What Salespeople Can Learn from Ethnographers: Sergiu Trocin

What Salespeople Can Learn from Ethnographers: Sergiu Trocin

What I’m about to say is nothing new. Salespeople have been around for centuries, all the way back to the Phoenicians and beyond. “Sales” is about following leads, failing, iterating, and seeking opportunities and better deals.

Did Columbus find his India? No, but he discovered a new world.

Let me explain.




Sales is a numbers game. The numbers vary depending on the industry, the quality of leads, prospecting tools, the product itself, and the sales cycle.

You notice patterns faster in shorter cycles. You’ll rarely convert more than 30 leads out of 100. Even fewer will become customers.?

This goes without saying: salespeople are among the most optimistic people I’ve ever met. We must be optimistic — our level of daily rejection is enough to break the morale of a non-salesperson.

What do we do with the ones we “failed” with?

Listen.

Sales isn’t merely a campaign of endless calls, emails, and ads — it’s a dialogue, an interaction between human beings, and an exchange of information. In short, an opportunity to see what we — the company — are missing.

Good listening starts with talking well. How we speak to potential customers is critical.

We cannot interfere with their truth. Ethnographers take great pains to interview different cultural groups in the hope of recording their traditions. The ethnographer is a stranger. They cannot contaminate their truth.

The same applies to salespeople, who are rarely effective when bulldozing their way into the customer’s loyalty. Salespeople are strangers. You must first ask questions and listen to their problems, their needs, and their truth.

A good salesperson guides the conversation but lets the human on the other end of the line do the rest of the talking.

Salespeople are infamously pushy. Pushy dialogues inevitably turn into monologues.

So instead of pushing, try pulling. Simple questions work best.

“Are you happy with your current provider?”

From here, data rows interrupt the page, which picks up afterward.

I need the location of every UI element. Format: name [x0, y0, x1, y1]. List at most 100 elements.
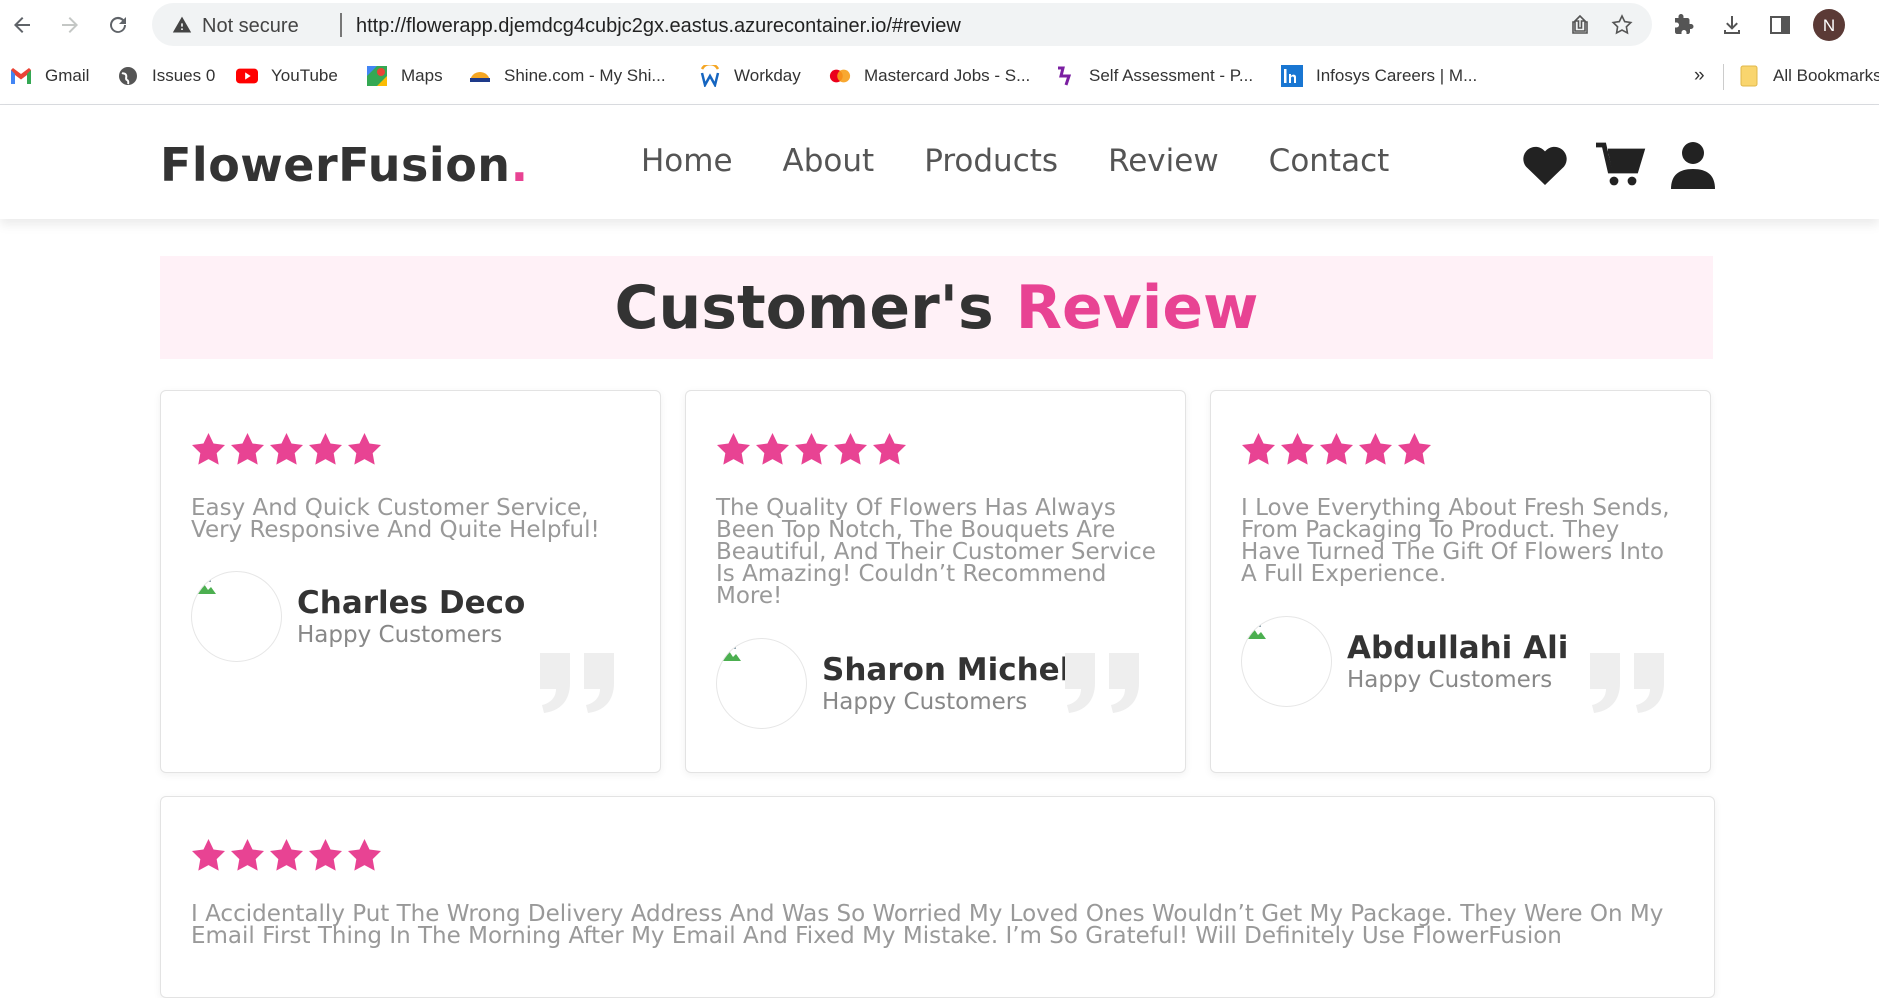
logo-text: FlowerFusion: [160, 138, 511, 192]
maps-icon: [366, 65, 388, 87]
bookmark-maps[interactable]: Maps: [366, 64, 443, 88]
user-icon: [1671, 142, 1715, 189]
download-icon: [1724, 16, 1740, 34]
profile-initial: N: [1822, 15, 1836, 35]
star-rating: [716, 433, 907, 466]
nav-products[interactable]: Products: [924, 143, 1058, 179]
star-icon: [309, 839, 342, 871]
bookmarks-divider: [1723, 64, 1724, 90]
address-bar[interactable]: Not secure http://flowerapp.djemdcg4cubj…: [152, 3, 1652, 46]
star-icon: [231, 839, 264, 871]
review-text: Easy And Quick Customer Service, Very Re…: [191, 495, 600, 543]
section-heading-band: Customer's Review: [160, 256, 1713, 359]
star-icon: [270, 433, 303, 465]
star-icon: [231, 433, 264, 465]
broken-image-icon: [198, 577, 216, 594]
star-rating: [191, 839, 382, 872]
star-icon: [270, 839, 303, 871]
star-rating: [191, 433, 382, 466]
author-name: Abdullahi Ali: [1347, 629, 1569, 666]
broken-image-icon: [723, 644, 741, 661]
bookmark-label: Self Assessment - P...: [1089, 66, 1254, 85]
forward-arrow-icon: [62, 17, 78, 33]
bookmarks-overflow-button[interactable]: »: [1694, 64, 1705, 88]
forward-button[interactable]: [55, 10, 85, 40]
bookmark-label: YouTube: [271, 66, 338, 85]
bookmarks-bar: Gmail Issues 0 YouTube Maps Shine.com - …: [0, 58, 1879, 94]
broken-image-icon: [1248, 622, 1266, 639]
infosys-icon: [1281, 65, 1303, 87]
site-logo[interactable]: FlowerFusion.: [160, 138, 529, 192]
share-icon[interactable]: [1568, 13, 1592, 37]
author-role: Happy Customers: [822, 688, 1028, 715]
bookmark-gmail[interactable]: Gmail: [10, 64, 89, 88]
quote-icon: [540, 653, 614, 713]
star-icon: [348, 839, 381, 871]
bookmark-label: Gmail: [45, 66, 90, 85]
bookmark-self-assessment[interactable]: Self Assessment - P...: [1054, 64, 1253, 88]
star-icon: [717, 433, 750, 465]
globe-icon: [117, 65, 139, 87]
address-separator: [340, 13, 342, 37]
bookmark-label: Issues 0: [152, 66, 216, 85]
bookmark-label: Maps: [401, 66, 443, 85]
self-assessment-icon: [1054, 65, 1076, 87]
bookmark-label: Mastercard Jobs - S...: [864, 66, 1031, 85]
avatar: [1241, 616, 1332, 707]
account-button[interactable]: [1667, 139, 1719, 191]
nav-home[interactable]: Home: [641, 143, 733, 179]
star-icon: [348, 433, 381, 465]
section-title: Customer's Review: [160, 256, 1713, 359]
cart-button[interactable]: [1594, 139, 1646, 191]
folder-icon: [1738, 65, 1760, 87]
nav-about[interactable]: About: [783, 143, 875, 179]
logo-dot: .: [510, 138, 529, 192]
heart-icon: [1523, 146, 1567, 185]
bookmark-issues[interactable]: Issues 0: [117, 64, 215, 88]
star-icon: [1359, 433, 1392, 465]
bookmark-shine[interactable]: Shine.com - My Shi...: [469, 64, 666, 88]
star-icon: [1320, 433, 1353, 465]
reload-icon: [110, 16, 126, 33]
star-rating: [1241, 433, 1432, 466]
youtube-icon: [236, 65, 258, 87]
section-title-main: Customer's: [614, 272, 994, 343]
star-icon: [192, 433, 225, 465]
downloads-button[interactable]: [1717, 10, 1747, 40]
back-button[interactable]: [7, 10, 37, 40]
star-icon: [1281, 433, 1314, 465]
nav-review[interactable]: Review: [1108, 143, 1219, 179]
review-card: I Accidentally Put The Wrong Delivery Ad…: [160, 796, 1715, 998]
url-text[interactable]: http://flowerapp.djemdcg4cubjc2gx.eastus…: [356, 15, 961, 38]
bookmark-workday[interactable]: Workday: [699, 64, 801, 88]
profile-avatar[interactable]: N: [1813, 9, 1845, 41]
star-icon: [1398, 433, 1431, 465]
star-icon: [1242, 433, 1275, 465]
puzzle-icon: [1675, 14, 1694, 34]
review-text: I Accidentally Put The Wrong Delivery Ad…: [191, 901, 1664, 949]
author-role: Happy Customers: [1347, 666, 1553, 693]
extensions-button[interactable]: [1668, 10, 1698, 40]
bookmark-youtube[interactable]: YouTube: [236, 64, 338, 88]
wishlist-button[interactable]: [1519, 139, 1571, 191]
nav-contact[interactable]: Contact: [1269, 143, 1390, 179]
bookmark-label: Shine.com - My Shi...: [504, 66, 666, 85]
cart-icon: [1596, 142, 1646, 186]
reload-button[interactable]: [103, 10, 133, 40]
review-author: Abdullahi Ali Happy Customers: [1241, 616, 1568, 707]
review-text: The Quality Of Flowers Has Always Been T…: [716, 495, 1156, 609]
star-icon: [873, 433, 906, 465]
review-text: I Love Everything About Fresh Sends, Fro…: [1241, 495, 1670, 587]
side-panel-button[interactable]: [1765, 10, 1795, 40]
review-author: Charles Deco Happy Customers: [191, 571, 525, 662]
workday-icon: [699, 65, 721, 87]
author-name: Charles Deco: [297, 584, 526, 621]
all-bookmarks-folder[interactable]: All Bookmarks: [1738, 64, 1879, 88]
security-label[interactable]: Not secure: [202, 15, 299, 38]
star-icon: [795, 433, 828, 465]
review-author: Sharon Michel Happy Customers: [716, 638, 1070, 729]
bookmark-infosys[interactable]: Infosys Careers | M...: [1281, 64, 1477, 88]
bookmark-mastercard[interactable]: Mastercard Jobs - S...: [829, 64, 1030, 88]
star-icon: [309, 433, 342, 465]
bookmark-star-icon[interactable]: [1610, 13, 1634, 37]
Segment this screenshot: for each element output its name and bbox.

“Have?you?experienced any difficulties lately with your current provider?” Drop in a few typical examples experienced in your industry. Gently touch their pain points.

Now, listen.

This doesn’t just show genuine interest in their problems. You’ll learn a lot when you let a person speak and don’t contaminate their truth with your own pushing. You’ll understand what customers like and don’t like. Any potential issues with the product or the way you’re marketing it? Moreover, you’ll receive a whole market analysis in one call — from pricing to services to competition.

If they’re sick of their current provider, you offer the medicine and ideally the missing pieces of the puzzle.

So don’t dismiss 80% of lost leads. Lift the fog.

We may not find our India, but we’ll maybe find a New World.